How are Free-range hens treated?

The reality for free-range hens is very different to what the adverts tell us. Almost all are still kept in huge flocks in large crowded barns, being let outside for parts of the day, weather permitting.

These barns have a stocking density of up to four hens per square metre.

When you consider that a caged hen has the equivalent of one standard iPad’s worth of space, the extra pennies you spend on buying free-range eggs could only mean a few, extra square centimetres for the chicken who made them.

Many free range chickens never go outside
Image by Jo-Anne McArthur

Many of the hens never go outside

Pop-holes are the exits provided in barns to allow free-range hens to get outside. Many barns don’t have enough, and the exits are often blocked by dominant hens asserting the pecking order.

On average, less than 10 per cent of free-range chickens will be outside at any given time. What’s more, some never go outside at all.

Aggression and feather-pecking.

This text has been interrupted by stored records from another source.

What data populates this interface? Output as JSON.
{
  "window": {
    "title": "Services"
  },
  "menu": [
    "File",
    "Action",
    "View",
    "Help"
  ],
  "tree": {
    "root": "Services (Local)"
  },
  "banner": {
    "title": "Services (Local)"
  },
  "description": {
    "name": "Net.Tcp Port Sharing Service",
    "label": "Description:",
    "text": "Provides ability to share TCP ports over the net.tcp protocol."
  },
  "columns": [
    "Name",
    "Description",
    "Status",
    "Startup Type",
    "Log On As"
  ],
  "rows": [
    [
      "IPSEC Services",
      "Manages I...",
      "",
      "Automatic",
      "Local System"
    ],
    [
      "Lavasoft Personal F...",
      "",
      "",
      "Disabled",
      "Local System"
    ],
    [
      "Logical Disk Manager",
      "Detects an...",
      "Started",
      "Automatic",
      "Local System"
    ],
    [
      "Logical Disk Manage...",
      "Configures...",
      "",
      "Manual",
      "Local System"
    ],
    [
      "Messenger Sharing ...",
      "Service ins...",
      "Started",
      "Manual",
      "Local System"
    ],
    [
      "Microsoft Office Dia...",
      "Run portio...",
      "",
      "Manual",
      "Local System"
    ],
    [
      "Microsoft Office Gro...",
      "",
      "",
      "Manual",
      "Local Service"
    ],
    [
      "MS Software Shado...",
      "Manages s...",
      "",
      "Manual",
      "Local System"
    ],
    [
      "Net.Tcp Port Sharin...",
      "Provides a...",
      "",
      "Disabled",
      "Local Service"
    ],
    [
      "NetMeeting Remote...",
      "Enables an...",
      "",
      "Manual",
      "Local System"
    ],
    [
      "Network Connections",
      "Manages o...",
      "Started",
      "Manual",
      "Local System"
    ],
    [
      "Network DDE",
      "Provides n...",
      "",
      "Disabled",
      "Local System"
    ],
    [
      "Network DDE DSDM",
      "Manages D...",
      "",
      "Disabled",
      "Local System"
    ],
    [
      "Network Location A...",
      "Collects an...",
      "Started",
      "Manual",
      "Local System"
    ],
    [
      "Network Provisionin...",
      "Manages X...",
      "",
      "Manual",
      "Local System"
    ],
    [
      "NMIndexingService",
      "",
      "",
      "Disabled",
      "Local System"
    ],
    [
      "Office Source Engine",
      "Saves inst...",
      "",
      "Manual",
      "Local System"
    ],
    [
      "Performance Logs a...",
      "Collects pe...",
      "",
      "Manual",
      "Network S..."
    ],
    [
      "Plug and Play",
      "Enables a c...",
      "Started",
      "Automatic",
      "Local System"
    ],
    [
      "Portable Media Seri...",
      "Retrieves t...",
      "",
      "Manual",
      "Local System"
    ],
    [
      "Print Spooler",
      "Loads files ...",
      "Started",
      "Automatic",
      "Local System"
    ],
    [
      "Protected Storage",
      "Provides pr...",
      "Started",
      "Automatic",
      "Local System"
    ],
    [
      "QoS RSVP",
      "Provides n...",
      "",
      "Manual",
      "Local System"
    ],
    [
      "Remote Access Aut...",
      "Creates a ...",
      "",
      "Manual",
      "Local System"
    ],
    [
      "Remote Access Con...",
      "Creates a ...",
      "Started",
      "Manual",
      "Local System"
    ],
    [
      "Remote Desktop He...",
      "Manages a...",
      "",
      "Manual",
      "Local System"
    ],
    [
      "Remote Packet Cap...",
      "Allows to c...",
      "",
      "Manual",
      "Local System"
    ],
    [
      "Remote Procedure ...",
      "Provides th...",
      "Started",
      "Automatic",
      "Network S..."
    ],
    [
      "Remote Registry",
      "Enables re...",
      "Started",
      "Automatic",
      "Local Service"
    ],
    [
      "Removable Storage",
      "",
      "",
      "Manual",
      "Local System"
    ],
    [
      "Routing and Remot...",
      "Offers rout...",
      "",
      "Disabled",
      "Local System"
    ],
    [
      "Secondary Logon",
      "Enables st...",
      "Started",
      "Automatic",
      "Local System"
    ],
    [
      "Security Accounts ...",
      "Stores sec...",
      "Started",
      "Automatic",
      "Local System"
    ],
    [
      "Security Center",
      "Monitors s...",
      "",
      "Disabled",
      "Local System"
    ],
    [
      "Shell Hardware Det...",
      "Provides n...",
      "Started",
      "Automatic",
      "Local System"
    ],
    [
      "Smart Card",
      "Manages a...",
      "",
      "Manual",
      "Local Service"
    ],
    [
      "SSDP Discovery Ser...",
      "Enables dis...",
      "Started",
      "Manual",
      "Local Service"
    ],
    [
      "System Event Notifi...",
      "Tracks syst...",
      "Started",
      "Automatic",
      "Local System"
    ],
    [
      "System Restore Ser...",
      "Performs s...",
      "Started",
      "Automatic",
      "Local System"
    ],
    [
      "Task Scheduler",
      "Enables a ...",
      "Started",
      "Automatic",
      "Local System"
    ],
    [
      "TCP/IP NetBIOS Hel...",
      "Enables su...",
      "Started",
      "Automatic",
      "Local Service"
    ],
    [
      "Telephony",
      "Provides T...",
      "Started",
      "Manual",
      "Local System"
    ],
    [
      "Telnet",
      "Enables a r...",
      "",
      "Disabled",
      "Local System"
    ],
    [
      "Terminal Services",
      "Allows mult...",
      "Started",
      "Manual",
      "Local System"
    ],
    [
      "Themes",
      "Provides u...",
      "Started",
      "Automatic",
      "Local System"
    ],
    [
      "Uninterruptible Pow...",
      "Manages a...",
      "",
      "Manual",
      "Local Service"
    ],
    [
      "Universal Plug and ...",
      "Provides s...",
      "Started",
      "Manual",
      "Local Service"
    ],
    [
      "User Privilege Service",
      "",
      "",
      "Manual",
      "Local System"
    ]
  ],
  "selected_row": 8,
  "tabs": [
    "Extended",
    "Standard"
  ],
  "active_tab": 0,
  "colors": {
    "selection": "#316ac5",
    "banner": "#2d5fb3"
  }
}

The answer? Mutilation.

Overcrowding in the free-range system leads to the same problems of aggression and feather-pecking that we see in cage and barn systems of egg production.

This is caused by frustration and stress as the chickens compete for space. As a result, free-range birds still have the end of their beak cut off when they are one day old, just like caged birds.

How are free-range hens slaughtered?

Whether a ‘free-range’ hen or a caged bird, the slaughter process is the same for all animals.

In the UK, chickens are either gassed to death or hung upside down by their legs while conscious, dragged through a water bath that is intended to stun them, and their throats are cut.

Are free-range eggs cruelty-free?

The short answer is no. The production of all eggs, free-range or not, begins and ends with violence. Investigations into even the most ‘reputable’ egg producers have uncovered horrific conditions.

There are countless tasty vegan chicken alternatives available in the UK that don’t involve this unnecessary cruelty.